The TextTripletsDatasetCreator ties everything together:

class TextTripletsDatasetCreator(BaseDatasetCreator):
    def get_loader(self) -> DataLoader:
        return TextLoader()

    def get_processor(self) -> DataProcessor:
        return TextTripletsProcessor()

    def get_formatter(self) -> DataFormatter:
        return TextTripletsFormatter()

This class follows the Strategy pattern, allowing easy substitution of different loaders, processors, or formatters if needed.

7. Model Training

To train a model on the TextTriplets dataset, you would use a configuration like this:

model_name: mistralai/Mistral-7B-Instruct-v0.2
max_seq_length: 2048
load_in_4bit: true
r: 16
target_modules: 
  - q_proj
  - k_proj
  - v_proj
  - o_proj
  - gate_proj
  - up_proj
  - down_proj
lora_alpha: 16
lora_dropout: 0.05
bias: none
use_gradient_checkpointing: true
per_device_train_batch_size: 4
gradient_accumulation_steps: 4
warmup_steps: 100
num_train_epochs: 3
learning_rate: 2.0e-4
logging_steps: 25
weight_decay: 0.01
dataset_num_proc: 4
packing: true
output_dir: ./outputs/trained_model
push_to_hub: false
dataset_file: ./datasets/text_triplets_dataset.json

This configuration uses LoRA (Low-Rank Adaptation) for efficient fine-tuning of large language models.
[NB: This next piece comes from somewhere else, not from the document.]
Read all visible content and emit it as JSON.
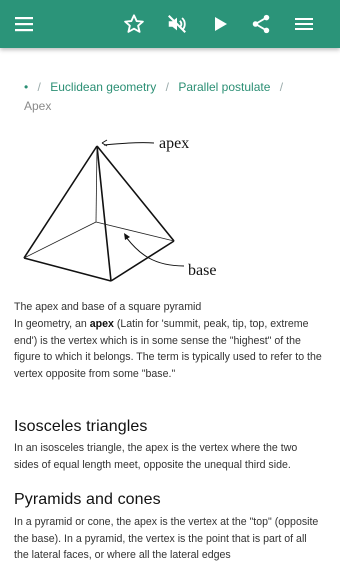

It's set up for the Mistral 7B model, but you can easily adapt it for other models.

8. Running the Workflow

To create the dataset:

python main.py --mode dataset --config config/text_triplets_config.yaml

To train the model:

python main.py --mode train --config config/train_config.yaml

Conclusion

The TextTriplets workflow demonstrates several key design principles:

  1. Modularity: Each step (loading, processing, formatting) is separate and interchangeable.
  2. Configuration-driven: Most parameters are set in config files, reducing the need for code changes.
  3. Flexibility: The system can handle various input formats and can be extended for different tasks.
  4. Efficiency: The use of LoRA and 4-bit quantization allows for fine-tuning large models on consumer hardware.

By following this workflow, you can create a custom dataset from text files and use it to fine-tune a large language model for sentence prediction tasks.